We got to the Orpheum just in time to grab a beer and head to our seats, right as Andrew Bird and his band started warming up on stage. The stage was set up with several enormous gramophones placed in different spots around the stage. As the band began to play the gramophones behind Andrew Bird started spinning. It made for a cool stage prop.
Bird played a lot of songs from his newest album, Noble Beast which had only just been released. I got to hear my two favorite songs from the album that I had mentioned in the last blog post. Surprisingly enough the song that seemed to impact me most was Oh No which he had written about for the New York Times. It was amazing to hear the song live as I thought back to how it evolved from a tune he whistled into the full band piece in front of us. I had a smile on my face for most of the song even though it's not one of my favorite tunes.

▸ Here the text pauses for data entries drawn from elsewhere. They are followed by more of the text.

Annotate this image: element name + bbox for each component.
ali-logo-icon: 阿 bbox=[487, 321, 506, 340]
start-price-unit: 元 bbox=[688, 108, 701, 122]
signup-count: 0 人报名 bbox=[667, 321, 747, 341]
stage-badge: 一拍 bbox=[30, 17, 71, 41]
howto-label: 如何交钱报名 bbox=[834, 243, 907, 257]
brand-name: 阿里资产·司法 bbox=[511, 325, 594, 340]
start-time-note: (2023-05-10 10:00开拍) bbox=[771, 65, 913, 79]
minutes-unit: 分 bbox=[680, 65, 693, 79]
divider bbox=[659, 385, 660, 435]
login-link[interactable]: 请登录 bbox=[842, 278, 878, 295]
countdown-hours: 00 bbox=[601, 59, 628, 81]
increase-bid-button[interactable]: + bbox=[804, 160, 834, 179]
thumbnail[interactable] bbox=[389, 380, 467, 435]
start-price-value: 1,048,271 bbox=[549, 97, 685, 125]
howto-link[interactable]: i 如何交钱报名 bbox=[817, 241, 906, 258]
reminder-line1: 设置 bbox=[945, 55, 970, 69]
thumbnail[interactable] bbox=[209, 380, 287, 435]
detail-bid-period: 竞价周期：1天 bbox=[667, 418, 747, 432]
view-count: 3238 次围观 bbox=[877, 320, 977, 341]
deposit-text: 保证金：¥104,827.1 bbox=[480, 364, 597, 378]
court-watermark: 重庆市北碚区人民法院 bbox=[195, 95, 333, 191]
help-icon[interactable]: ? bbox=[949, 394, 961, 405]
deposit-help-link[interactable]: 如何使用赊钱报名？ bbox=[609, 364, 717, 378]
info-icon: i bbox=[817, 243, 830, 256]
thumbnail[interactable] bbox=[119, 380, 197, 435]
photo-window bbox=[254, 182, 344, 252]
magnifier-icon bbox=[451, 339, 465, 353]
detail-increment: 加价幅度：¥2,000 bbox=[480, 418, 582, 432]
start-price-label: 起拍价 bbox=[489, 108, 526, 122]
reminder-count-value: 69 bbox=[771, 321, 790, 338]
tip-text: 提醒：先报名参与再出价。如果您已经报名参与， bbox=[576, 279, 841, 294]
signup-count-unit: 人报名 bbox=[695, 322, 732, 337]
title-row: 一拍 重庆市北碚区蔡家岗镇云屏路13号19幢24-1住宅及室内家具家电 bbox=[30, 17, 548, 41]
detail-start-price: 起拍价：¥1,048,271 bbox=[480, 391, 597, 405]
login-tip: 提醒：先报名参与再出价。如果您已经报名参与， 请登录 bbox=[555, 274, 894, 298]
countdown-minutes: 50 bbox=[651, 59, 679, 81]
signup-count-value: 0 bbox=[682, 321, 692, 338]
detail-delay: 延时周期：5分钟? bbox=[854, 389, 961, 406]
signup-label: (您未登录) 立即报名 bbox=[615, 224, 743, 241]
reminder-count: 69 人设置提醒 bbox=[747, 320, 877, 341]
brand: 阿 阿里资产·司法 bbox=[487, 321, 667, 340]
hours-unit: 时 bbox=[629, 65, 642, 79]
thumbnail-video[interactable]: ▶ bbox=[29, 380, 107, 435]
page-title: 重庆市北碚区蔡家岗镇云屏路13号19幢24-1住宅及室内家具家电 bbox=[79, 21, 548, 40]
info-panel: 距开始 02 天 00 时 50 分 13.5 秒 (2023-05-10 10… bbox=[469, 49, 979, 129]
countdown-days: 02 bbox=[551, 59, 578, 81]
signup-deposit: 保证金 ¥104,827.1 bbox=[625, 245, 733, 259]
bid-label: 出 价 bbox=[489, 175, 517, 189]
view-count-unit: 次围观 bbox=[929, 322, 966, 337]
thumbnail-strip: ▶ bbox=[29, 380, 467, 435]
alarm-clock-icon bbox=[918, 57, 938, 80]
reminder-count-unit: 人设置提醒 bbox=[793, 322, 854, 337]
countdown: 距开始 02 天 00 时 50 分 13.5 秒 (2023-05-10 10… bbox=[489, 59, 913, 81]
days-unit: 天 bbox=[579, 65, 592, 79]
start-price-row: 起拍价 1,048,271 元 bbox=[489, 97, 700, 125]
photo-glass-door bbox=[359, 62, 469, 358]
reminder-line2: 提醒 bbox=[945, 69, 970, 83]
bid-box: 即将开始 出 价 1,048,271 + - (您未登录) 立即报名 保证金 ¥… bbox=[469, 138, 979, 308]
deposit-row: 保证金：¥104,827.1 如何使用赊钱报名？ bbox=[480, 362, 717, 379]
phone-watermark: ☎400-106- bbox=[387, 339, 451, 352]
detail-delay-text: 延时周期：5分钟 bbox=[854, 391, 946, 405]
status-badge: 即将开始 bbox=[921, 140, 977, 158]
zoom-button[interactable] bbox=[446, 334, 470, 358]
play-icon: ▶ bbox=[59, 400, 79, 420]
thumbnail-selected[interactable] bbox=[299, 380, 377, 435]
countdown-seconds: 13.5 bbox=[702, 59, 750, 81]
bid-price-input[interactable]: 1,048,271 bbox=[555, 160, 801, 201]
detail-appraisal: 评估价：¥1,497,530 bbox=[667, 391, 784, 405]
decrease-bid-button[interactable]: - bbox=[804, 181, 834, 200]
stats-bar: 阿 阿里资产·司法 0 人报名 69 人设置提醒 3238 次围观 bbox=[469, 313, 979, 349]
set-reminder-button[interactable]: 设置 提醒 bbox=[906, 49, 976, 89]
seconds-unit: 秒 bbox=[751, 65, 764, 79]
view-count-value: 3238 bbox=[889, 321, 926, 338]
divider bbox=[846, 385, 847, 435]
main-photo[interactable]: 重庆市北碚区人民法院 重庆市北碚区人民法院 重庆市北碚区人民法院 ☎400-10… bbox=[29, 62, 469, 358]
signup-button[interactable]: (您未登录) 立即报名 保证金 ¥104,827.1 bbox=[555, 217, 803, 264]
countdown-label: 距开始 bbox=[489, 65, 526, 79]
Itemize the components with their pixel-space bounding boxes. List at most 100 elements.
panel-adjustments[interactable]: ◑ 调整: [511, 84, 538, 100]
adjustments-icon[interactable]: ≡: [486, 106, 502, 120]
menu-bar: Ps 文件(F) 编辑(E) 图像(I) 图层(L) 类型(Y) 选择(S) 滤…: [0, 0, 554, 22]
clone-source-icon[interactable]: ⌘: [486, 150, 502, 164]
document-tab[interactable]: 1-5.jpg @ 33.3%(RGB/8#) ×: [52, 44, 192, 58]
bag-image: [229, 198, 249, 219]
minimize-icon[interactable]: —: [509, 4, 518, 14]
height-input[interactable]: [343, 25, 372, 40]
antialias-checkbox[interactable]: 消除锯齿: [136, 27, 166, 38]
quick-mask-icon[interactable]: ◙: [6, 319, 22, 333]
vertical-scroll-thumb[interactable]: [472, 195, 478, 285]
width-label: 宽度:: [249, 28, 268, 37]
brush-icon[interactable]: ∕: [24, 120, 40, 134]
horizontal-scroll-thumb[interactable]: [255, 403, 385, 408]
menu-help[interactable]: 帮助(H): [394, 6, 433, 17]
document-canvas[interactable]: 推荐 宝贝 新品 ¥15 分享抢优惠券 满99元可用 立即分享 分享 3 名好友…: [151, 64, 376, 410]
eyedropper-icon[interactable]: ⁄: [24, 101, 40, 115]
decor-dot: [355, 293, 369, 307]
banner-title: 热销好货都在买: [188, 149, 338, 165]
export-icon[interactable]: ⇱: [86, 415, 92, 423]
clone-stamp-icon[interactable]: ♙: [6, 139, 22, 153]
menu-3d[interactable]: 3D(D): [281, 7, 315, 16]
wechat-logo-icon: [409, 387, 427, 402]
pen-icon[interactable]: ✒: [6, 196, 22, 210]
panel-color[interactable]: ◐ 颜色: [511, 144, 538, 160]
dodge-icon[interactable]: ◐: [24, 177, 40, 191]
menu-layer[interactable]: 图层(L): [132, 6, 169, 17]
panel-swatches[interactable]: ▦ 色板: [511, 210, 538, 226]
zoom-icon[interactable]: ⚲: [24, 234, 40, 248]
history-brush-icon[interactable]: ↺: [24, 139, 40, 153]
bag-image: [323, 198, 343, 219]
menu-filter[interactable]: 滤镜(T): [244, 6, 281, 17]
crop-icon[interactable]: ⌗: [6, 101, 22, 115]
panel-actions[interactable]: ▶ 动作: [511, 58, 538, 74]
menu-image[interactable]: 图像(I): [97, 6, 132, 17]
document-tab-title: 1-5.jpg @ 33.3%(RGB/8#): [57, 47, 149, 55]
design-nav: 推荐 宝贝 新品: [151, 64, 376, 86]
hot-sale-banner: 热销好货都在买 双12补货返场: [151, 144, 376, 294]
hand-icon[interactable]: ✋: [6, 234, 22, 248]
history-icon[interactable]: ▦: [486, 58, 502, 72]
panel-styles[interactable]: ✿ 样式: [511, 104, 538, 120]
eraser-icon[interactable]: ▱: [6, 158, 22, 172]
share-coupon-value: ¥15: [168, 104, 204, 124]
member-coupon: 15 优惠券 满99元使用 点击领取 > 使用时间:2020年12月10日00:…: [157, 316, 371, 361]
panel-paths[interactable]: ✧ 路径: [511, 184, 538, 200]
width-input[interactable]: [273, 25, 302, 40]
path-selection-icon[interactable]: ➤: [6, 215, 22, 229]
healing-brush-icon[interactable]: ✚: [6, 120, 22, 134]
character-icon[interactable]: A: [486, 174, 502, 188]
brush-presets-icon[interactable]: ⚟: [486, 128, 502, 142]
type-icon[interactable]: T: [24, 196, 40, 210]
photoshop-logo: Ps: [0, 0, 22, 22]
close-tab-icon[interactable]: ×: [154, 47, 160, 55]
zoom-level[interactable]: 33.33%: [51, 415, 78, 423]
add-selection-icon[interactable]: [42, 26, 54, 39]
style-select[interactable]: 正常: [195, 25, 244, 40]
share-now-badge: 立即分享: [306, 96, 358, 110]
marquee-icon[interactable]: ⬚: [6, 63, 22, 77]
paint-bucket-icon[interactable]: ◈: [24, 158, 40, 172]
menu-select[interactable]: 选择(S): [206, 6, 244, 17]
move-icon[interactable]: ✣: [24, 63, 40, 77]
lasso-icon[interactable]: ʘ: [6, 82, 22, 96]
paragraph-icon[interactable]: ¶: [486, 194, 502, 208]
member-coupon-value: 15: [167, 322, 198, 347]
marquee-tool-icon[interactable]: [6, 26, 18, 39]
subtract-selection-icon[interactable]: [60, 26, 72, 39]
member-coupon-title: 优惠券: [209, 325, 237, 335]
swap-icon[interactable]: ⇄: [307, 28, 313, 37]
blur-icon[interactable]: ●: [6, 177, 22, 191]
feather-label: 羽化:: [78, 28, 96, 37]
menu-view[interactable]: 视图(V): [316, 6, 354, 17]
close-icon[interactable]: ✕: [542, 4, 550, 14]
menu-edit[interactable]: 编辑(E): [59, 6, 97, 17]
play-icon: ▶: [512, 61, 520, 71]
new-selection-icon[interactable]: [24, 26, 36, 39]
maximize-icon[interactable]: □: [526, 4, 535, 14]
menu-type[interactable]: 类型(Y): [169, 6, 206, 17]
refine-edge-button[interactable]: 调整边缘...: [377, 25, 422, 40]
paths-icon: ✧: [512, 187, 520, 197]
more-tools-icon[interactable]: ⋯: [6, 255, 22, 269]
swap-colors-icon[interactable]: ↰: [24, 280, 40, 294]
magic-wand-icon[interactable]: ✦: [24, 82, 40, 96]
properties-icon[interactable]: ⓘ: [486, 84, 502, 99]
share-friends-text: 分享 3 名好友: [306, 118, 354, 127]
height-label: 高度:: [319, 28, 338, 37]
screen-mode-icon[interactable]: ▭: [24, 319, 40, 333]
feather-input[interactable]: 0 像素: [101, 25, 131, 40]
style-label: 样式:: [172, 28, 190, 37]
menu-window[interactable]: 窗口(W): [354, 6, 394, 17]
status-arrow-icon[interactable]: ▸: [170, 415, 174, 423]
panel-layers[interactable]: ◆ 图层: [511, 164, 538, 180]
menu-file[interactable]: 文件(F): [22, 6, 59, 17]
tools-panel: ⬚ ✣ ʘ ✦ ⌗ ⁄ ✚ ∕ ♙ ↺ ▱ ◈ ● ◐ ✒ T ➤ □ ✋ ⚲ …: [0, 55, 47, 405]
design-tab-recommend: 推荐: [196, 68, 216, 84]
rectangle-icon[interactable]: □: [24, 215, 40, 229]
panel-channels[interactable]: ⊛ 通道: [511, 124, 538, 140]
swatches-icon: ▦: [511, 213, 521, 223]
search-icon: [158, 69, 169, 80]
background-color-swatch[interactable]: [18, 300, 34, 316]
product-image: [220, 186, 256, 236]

There were quite a few mistakes and technical snafus throughout the show. Bird uses looping pedals for certain songs, similar to what Howie Day uses. He'll tap the pedal to start recording, play a small piece on violin or guitar that can be looped and tap the pedal again to stop recording and play the loop. Bird messed up the piece he was supposed to loop once and had to stop and re-record it. At another point I think he failed to tap the pedal at the right moment and again had to stop the song and begin anew. His use of several different instruments throughout the show is really cool and shows how talented he is but also lead to problems. During one song he didn't switch from guitar to violin fast enough, leading to a momentary lull in the music. His band kept playing the same few bars until he got the violin out and began the solo. Bird apologized for these but seemed at ease with himself and the crowd cheered him on. If that had happened to me I would have been mortified but I guess that's why he's a famous musician and I am not. That and the fact that I can't really play any instruments other than trombone, which I haven't touched in years.
Bird talked to the crowd occasionally during the set and one thing he said stuck out in my mind so I quickly jotted it down. He had just made one of the mistakes I just mentioned and he began talking about the new album. "It's nice, kind, bubbly and refrained, because that's what it has to be. But when we play it live it's total mayhem." It wasn't mayhem but I liked his description of the new album in comparison to the last. He played a couple of songs from the older album including Plasticities. The first encore song was a really old song called Why which went back to the days before his solo career. I had predicted he would play Measuring Cups as an encore, which was one of the first songs that got me hooked on Andrew Bird but he didn't come through.
The show was a lot of fun although I was surprised that everyone remained seated through the performance. I realize that Andrew Bird isn't as rockin' as Vampire Weekend but I can't help but bob my head and tap my foot to the music. Even doing that I felt out of place as everyone around me was sitting still in their seats. Towards the end of the show two girls in the very front row stood up and started dancing and a few other people did the same but most remained seated until the encore. The only other show I've been to where everyone sat through the performance was Joanna Newsom. That made sense though; as beautiful as her music is, dancing to a harp might be a little weird.